Now let us try to deconstruct the idea geographically. This site which was used – or rather abused – for spreading Islam has a very strategic location and worth. There is no cultural site nearby; no cinema, no theatre house, no art gallery, no café, no nothing which could influence the hidden creative side of humans who live in the 4KM radius of the centre.
But certain people – obviously holding power and support of general indifferent public – managed to create yet another religious site here. Their passion to turn every single man into a pious, sharia-law abiding citizen never gets quenched.

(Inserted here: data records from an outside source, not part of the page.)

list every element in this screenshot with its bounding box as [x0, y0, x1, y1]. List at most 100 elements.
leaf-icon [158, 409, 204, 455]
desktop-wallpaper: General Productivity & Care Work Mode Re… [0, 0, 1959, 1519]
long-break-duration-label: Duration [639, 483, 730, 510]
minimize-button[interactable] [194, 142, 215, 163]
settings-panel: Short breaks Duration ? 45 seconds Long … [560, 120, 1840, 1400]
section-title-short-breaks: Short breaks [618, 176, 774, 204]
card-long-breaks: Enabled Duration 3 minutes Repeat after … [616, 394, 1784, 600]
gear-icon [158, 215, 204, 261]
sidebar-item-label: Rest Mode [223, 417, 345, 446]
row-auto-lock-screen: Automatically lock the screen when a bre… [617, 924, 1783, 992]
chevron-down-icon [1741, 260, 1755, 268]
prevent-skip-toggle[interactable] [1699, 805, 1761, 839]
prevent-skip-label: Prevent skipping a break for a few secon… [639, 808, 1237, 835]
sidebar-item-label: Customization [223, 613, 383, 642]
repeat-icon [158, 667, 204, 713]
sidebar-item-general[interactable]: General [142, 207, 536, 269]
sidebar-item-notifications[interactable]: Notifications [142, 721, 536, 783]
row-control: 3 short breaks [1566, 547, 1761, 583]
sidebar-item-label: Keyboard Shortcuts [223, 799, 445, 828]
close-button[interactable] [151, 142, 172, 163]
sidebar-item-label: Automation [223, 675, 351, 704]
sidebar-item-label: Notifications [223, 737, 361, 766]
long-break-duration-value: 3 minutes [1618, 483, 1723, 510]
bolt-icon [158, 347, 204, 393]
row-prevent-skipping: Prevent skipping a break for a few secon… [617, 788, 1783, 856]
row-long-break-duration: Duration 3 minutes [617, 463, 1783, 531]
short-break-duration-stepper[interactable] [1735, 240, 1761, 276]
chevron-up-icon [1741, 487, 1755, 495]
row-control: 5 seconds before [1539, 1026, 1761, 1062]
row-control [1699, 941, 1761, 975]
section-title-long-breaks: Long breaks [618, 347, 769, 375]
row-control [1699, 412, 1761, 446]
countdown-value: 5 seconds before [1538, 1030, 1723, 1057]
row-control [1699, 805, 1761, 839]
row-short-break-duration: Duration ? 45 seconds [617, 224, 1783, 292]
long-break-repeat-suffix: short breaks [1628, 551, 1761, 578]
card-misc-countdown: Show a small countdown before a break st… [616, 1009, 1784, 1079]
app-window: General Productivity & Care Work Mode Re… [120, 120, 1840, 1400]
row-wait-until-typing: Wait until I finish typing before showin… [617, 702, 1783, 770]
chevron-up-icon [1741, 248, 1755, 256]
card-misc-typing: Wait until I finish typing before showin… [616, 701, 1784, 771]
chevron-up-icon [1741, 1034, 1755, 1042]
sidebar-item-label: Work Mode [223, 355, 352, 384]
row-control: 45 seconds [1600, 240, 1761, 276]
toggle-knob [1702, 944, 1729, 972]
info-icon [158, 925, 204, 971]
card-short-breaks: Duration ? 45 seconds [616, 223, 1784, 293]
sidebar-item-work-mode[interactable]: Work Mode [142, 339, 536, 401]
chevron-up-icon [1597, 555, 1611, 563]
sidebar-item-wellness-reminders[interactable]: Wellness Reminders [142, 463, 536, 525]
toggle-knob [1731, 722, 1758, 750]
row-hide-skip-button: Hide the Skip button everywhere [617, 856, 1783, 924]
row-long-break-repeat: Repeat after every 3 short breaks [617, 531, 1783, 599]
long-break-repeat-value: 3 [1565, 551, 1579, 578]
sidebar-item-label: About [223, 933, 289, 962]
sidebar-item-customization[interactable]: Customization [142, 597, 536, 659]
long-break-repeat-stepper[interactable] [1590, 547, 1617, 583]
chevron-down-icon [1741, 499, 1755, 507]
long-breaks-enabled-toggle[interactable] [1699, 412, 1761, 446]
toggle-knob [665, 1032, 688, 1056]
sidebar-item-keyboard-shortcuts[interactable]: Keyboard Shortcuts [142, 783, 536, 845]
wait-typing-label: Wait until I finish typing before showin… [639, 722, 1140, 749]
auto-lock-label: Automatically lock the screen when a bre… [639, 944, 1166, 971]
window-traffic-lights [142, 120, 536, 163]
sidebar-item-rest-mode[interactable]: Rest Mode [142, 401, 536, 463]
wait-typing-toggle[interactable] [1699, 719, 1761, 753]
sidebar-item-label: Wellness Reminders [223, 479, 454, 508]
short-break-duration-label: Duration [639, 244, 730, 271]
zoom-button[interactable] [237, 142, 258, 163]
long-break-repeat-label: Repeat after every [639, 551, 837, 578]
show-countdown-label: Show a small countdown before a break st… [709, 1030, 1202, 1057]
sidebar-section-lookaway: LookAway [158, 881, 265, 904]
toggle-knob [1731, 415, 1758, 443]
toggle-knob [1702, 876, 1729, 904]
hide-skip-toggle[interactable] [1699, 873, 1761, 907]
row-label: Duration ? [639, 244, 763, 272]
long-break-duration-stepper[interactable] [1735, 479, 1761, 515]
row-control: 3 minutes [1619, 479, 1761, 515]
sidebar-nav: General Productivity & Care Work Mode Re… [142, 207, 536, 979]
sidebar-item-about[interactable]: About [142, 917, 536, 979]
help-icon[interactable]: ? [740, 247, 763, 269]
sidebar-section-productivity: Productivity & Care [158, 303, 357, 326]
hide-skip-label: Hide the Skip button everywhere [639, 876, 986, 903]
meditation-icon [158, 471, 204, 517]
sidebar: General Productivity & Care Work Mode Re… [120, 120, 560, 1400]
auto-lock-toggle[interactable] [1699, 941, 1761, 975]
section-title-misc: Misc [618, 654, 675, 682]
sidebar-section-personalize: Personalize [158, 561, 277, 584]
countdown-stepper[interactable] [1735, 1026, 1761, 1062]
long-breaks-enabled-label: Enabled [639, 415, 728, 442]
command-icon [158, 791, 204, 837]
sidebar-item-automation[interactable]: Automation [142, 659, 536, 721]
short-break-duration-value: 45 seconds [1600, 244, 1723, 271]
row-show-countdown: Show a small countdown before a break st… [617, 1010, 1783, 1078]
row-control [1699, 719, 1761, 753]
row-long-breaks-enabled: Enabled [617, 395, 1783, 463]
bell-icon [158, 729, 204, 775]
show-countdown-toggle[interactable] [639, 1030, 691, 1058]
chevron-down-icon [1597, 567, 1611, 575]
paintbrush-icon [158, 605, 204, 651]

Not far from the ‘Islamic Centre’, on its left, there is Madini Masjid, a mosque sprawling over a kilometer of land where Tablighi Jamat organizes their religious events every week. Half kilometer towards the right direction of the centre, and it leads you to Taqwa Masjid, a seminary with four floors being used for hostels. Around 400 metre more in the same direction, and there lies Gulshan-e-Umar, a vast piece of land where a mosque and well-furnished seminary is in use for thousands of budding religious scholars. Mentioning the number of mosques in the area is an uphill task since it is not possible to count the ubiquitous worship places.
Was not the area already awash with religious sites because of which the masses must have felt an urge for a place where they could just have fun, think deeply, contemplate on art, perhaps have a romantic time or drink purposelessly? Sorry, people don’t get to decide that. Religion does in Pakistan.
The recent decision for regression manifests how from a common man on the street in this country to the top court, every single person is obsessed with religion, ignoring other aspects of life which also need our thought, time and efforts.
This also manifests and proves the dictatorship of religion in the country and proves that extremist rules are strongly set in motion here. When will we cease to think as clergymen, televangelists and be open towards secular and creative ideas? These times make me think never.